You people that disappear on weekends like you have something better to do, you’re not fooling anyone, we all know you’ve doing Community Service.
#StillHurts
I took a DNA test and i’m actually 17% cheddar cheese now
Today’s Forecast: Room Temperature
Tomorrow’s Forecast: Room Temperature
Long-Term Forecast: Room Temperature
man…im so hungry i could-
*i catch eye contact with a horse*
“you could what?”
*shows his gun*
i could.. eat a sandwich
“thought so.”
When I die, just throw the laundry in my grave with me. I want to die exactly as I lived.
[standing in driveway with wife]
I thought we agreed on a Prius
[giant eagle pecks at saddle]
NO THIS IS BETTER
Me: how d’ya like them apples?
Dr: *hisses and retreats into the shadows*
Last night I couldn’t sleep at all, just lying wide awake
“Oh, insomnia?”
No, in bed you idiot. Where the hell is Somnia?
[Girl takes off her clothes]
“You have had sex before right?”
[Me, in a suit of armor & holding a cauliflower]
…
“no actually”
[in restaurant]
“Waiter, I’d like the soup please.
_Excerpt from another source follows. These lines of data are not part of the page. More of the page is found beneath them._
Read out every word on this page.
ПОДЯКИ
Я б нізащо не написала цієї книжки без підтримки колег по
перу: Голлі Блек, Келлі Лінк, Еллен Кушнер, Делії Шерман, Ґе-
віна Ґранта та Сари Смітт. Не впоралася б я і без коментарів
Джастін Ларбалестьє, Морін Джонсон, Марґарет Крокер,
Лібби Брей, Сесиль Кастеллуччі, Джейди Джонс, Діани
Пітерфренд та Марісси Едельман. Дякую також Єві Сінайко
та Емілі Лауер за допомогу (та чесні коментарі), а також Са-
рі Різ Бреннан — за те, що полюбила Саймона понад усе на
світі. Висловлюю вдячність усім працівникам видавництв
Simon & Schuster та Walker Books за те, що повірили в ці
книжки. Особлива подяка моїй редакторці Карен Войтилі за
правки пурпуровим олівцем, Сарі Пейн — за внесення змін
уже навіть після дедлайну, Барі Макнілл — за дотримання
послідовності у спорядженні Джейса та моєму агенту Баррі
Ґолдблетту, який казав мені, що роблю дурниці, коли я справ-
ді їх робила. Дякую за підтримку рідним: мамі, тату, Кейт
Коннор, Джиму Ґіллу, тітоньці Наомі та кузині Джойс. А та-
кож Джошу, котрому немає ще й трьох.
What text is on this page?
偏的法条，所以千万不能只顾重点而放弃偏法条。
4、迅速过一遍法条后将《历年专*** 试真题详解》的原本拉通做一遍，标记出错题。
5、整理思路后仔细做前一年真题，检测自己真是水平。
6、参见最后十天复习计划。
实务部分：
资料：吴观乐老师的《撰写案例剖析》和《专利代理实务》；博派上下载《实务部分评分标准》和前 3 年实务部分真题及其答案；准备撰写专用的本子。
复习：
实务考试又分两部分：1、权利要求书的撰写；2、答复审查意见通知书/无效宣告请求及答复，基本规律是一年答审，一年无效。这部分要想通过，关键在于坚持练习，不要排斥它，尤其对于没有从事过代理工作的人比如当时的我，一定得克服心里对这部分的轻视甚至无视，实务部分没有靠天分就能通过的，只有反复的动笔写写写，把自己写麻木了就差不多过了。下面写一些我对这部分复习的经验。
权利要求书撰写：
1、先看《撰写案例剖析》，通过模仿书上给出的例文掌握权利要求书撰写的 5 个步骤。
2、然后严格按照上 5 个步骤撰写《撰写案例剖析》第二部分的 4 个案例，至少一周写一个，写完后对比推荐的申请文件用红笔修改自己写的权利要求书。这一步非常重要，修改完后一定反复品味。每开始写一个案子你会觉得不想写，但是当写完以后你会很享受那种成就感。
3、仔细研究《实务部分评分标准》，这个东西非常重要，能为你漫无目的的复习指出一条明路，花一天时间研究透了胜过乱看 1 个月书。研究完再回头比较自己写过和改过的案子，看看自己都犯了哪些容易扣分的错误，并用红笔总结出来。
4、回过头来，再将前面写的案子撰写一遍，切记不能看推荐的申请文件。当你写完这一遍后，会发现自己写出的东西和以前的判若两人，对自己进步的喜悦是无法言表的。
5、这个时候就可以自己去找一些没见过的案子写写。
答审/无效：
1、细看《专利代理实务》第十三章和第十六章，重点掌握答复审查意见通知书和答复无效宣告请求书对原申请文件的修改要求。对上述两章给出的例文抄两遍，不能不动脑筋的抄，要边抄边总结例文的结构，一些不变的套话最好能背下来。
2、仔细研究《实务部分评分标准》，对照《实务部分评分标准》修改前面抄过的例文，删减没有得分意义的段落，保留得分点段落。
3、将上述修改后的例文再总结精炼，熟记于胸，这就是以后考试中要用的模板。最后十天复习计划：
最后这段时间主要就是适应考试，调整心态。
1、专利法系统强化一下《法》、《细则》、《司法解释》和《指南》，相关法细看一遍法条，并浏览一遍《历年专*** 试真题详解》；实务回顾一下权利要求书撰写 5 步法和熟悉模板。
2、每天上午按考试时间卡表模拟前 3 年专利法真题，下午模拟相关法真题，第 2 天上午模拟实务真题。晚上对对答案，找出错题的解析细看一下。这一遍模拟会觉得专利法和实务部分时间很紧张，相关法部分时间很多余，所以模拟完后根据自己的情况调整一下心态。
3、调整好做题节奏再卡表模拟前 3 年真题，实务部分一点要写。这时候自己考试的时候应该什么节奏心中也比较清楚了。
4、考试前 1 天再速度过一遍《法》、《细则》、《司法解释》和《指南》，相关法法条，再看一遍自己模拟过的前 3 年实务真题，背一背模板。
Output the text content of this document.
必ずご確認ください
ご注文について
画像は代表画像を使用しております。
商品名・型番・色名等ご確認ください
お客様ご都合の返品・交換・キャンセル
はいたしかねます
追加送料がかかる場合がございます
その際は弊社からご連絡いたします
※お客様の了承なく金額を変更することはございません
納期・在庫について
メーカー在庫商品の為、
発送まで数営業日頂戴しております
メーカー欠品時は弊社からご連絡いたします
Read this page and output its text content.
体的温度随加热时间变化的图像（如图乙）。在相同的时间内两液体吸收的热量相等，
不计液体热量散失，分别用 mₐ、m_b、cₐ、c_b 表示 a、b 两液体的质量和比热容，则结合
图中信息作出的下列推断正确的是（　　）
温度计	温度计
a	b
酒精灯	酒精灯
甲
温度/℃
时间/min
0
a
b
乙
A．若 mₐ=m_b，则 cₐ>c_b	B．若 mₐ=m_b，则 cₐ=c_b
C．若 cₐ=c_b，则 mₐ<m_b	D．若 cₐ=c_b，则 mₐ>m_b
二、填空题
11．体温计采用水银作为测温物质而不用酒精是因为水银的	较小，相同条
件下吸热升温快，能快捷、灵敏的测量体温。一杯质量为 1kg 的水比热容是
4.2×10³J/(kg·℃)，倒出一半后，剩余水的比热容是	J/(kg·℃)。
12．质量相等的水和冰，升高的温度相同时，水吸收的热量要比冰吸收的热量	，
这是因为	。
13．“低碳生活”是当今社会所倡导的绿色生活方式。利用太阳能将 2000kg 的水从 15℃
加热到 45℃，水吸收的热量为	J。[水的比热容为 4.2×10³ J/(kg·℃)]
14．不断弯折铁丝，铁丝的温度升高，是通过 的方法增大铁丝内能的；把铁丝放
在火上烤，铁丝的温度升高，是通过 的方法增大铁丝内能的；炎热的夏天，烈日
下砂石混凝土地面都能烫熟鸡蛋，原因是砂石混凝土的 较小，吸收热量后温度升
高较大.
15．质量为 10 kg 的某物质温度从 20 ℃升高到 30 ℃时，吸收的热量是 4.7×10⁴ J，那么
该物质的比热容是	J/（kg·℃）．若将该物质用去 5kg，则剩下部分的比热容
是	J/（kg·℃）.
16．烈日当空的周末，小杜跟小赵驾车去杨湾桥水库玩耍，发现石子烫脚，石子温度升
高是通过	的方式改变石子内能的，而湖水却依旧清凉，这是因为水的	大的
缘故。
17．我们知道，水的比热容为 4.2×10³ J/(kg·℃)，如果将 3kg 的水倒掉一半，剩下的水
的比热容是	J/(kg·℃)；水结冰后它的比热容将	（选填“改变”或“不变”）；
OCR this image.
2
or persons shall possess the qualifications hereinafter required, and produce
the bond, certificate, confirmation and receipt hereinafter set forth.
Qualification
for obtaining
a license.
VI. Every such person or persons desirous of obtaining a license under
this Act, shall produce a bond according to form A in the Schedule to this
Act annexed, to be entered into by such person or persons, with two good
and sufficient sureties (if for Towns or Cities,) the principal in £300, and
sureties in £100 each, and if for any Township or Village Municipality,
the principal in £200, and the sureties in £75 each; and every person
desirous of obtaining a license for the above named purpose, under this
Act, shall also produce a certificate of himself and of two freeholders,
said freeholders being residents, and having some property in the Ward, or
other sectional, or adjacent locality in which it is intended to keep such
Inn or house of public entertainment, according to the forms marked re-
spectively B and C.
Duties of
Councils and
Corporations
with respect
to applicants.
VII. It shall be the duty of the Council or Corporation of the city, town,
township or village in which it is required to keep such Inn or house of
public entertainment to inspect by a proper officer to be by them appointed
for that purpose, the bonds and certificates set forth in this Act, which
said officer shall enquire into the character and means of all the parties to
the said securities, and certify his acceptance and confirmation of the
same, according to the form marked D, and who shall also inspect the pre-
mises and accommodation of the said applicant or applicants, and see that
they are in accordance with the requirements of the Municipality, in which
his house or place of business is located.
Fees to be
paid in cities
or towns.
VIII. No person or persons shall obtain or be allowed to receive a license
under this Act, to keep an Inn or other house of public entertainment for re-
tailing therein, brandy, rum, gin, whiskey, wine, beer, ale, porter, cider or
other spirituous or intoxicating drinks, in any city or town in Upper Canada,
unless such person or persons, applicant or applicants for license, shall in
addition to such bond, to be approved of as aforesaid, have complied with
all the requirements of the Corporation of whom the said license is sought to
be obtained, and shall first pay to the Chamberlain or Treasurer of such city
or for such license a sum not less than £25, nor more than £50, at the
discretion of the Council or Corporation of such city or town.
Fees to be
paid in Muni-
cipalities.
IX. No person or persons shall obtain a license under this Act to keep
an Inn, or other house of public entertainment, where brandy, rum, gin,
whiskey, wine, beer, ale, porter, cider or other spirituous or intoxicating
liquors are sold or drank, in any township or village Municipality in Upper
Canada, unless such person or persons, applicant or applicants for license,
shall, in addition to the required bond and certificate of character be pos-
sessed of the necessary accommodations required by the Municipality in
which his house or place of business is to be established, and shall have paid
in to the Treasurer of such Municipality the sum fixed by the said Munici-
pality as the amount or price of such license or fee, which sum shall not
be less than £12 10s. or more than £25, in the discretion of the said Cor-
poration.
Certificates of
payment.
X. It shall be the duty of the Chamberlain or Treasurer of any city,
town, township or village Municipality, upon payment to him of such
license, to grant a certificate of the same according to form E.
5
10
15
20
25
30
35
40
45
What is it?”
“Well, it’s sort of like a drink but with lumps in it”.
Anyone: You go girl!
Me: Omg, ok. Yes. Finally. *walks away*
4-year-old: Tell me a scary story!
Me: One time little people popped out of your mom and they never stopped asking questions.
4: Why?
does any one know where i could find some Unsolicited advice? preferably from people with weird personality disorders who dont know anything
How late at night does it have to be before you can call it a snack and not another meal?